Name: Chi Sam Mac
Student-number: s2588382
First you need to have all subtitles files (directory subtitle, with subdirectories the genres: Comedy, Drama, Documentary, Thriller, etc.)
The Doc2vec model: d2v_150.model
The movie_classification.py file.
Then run movie_classification.py* as: python3 movie_classification.py Comedy Drama Documentary Horror
*POS tag feature commented to increase efficiency of program, as the feature does not add anything to performance of the classifier. To turn it on uncomment the following lines: 35, 392-412, 427, 534-537, 549.
Directory "subtitles" with in it directories of the genres ("Action", "Comedy", "Documentary", "Drama", "Horror", "Thriller")
movies.csv (movieLens data roughly 9k different movies)
movies2.csv (movieLens data roughly 27k different movies)
transform_data.py
get_subs.py
scrapper.py
doc2vec.py
grid_search.py (for parameters algorithms)
gs_feature_weights.py (for weights of features)

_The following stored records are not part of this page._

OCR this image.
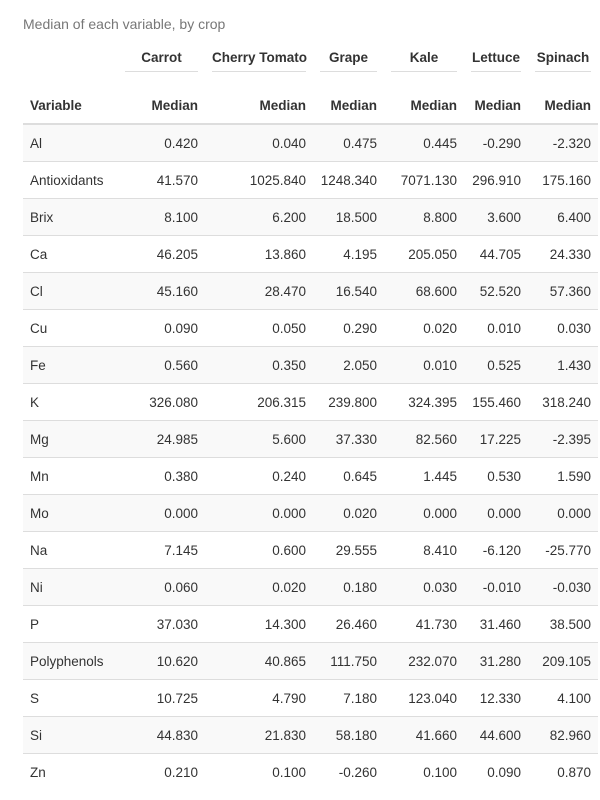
Median of each variable, by crop

	Carrot	Cherry Tomato	Grape	Kale	Lettuce	Spinach

Variable	Median	Median	Median	Median	Median	Median
Al	0.420	0.040	0.475	0.445	-0.290	-2.320
Antioxidants	41.570	1025.840	1248.340	7071.130	296.910	175.160
Brix	8.100	6.200	18.500	8.800	3.600	6.400
Ca	46.205	13.860	4.195	205.050	44.705	24.330
Cl	45.160	28.470	16.540	68.600	52.520	57.360
Cu	0.090	0.050	0.290	0.020	0.010	0.030
Fe	0.560	0.350	2.050	0.010	0.525	1.430
K	326.080	206.315	239.800	324.395	155.460	318.240
Mg	24.985	5.600	37.330	82.560	17.225	-2.395
Mn	0.380	0.240	0.645	1.445	0.530	1.590
Mo	0.000	0.000	0.020	0.000	0.000	0.000
Na	7.145	0.600	29.555	8.410	-6.120	-25.770
Ni	0.060	0.020	0.180	0.030	-0.010	-0.030
P	37.030	14.300	26.460	41.730	31.460	38.500
Polyphenols	10.620	40.865	111.750	232.070	31.280	209.105
S	10.725	4.790	7.180	123.040	12.330	4.100
Si	44.830	21.830	58.180	41.660	44.600	82.960
Zn	0.210	0.100	-0.260	0.100	0.090	0.870
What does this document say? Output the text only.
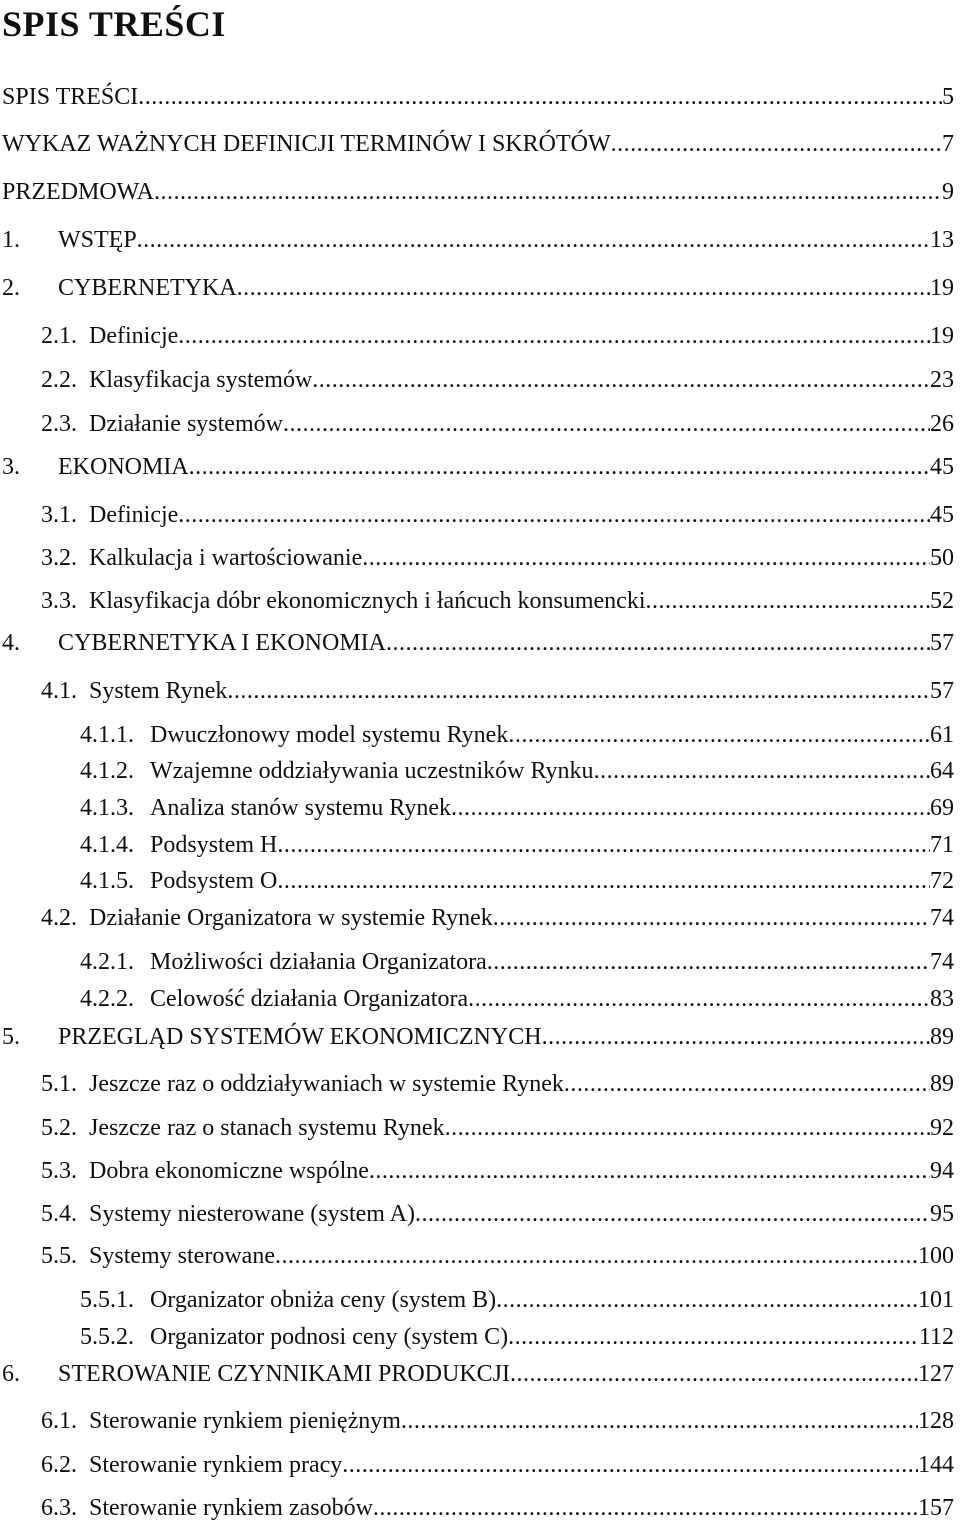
SPIS TREŚCI
SPIS TREŚCI .....	5
WYKAZ WAŻNYCH DEFINICJI TERMINÓW I SKRÓTÓW .....	7
PRZEDMOWA .....	9
1.	WSTĘP .....	13
2.	CYBERNETYKA .....	19
2.1. Definicje .....	19
2.2. Klasyfikacja systemów .....	23
2.3. Działanie systemów .....	26
3.	EKONOMIA .....	45
3.1. Definicje .....	45
3.2. Kalkulacja i wartościowanie .....	50
3.3. Klasyfikacja dóbr ekonomicznych i łańcuch konsumencki .....	52
4.	CYBERNETYKA I EKONOMIA .....	57
4.1. System Rynek .....	57
4.1.1. Dwuczłonowy model systemu Rynek .....	61
4.1.2. Wzajemne oddziaływania uczestników Rynku .....	64
4.1.3. Analiza stanów systemu Rynek .....	69
4.1.4. Podsystem H .....	71
4.1.5. Podsystem O .....	72
4.2. Działanie Organizatora w systemie Rynek .....	74
4.2.1. Możliwości działania Organizatora .....	74
4.2.2. Celowość działania Organizatora .....	83
5.	PRZEGLĄD SYSTEMÓW EKONOMICZNYCH .....	89
5.1. Jeszcze raz o oddziaływaniach w systemie Rynek .....	89
5.2. Jeszcze raz o stanach systemu Rynek .....	92
5.3. Dobra ekonomiczne wspólne .....	94
5.4. Systemy niesterowane (system A) .....	95
5.5. Systemy sterowane .....	100
5.5.1. Organizator obniża ceny (system B) .....	101
5.5.2. Organizator podnosi ceny (system C) .....	112
6.	STEROWANIE CZYNNIKAMI PRODUKCJI .....	127
6.1. Sterowanie rynkiem pieniężnym .....	128
6.2. Sterowanie rynkiem pracy .....	144
6.3. Sterowanie rynkiem zasobów .....	157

base_program.py (classifier with basic BOW model)
movie_classification.py
Step1: python3 transform_data.py #To get the data of which movies to get subtitles from
Step2: python3 get_subs.py #This downloads all the subtitles for the movies chosen before
Step3: python3 doc2vec.py #Create a doc2vec model
Step4: python3 movie_classification.py (Don't need grid_search.py/gs_feature_weights.py, already used for parameters/weights in classifier in movie_classification.py)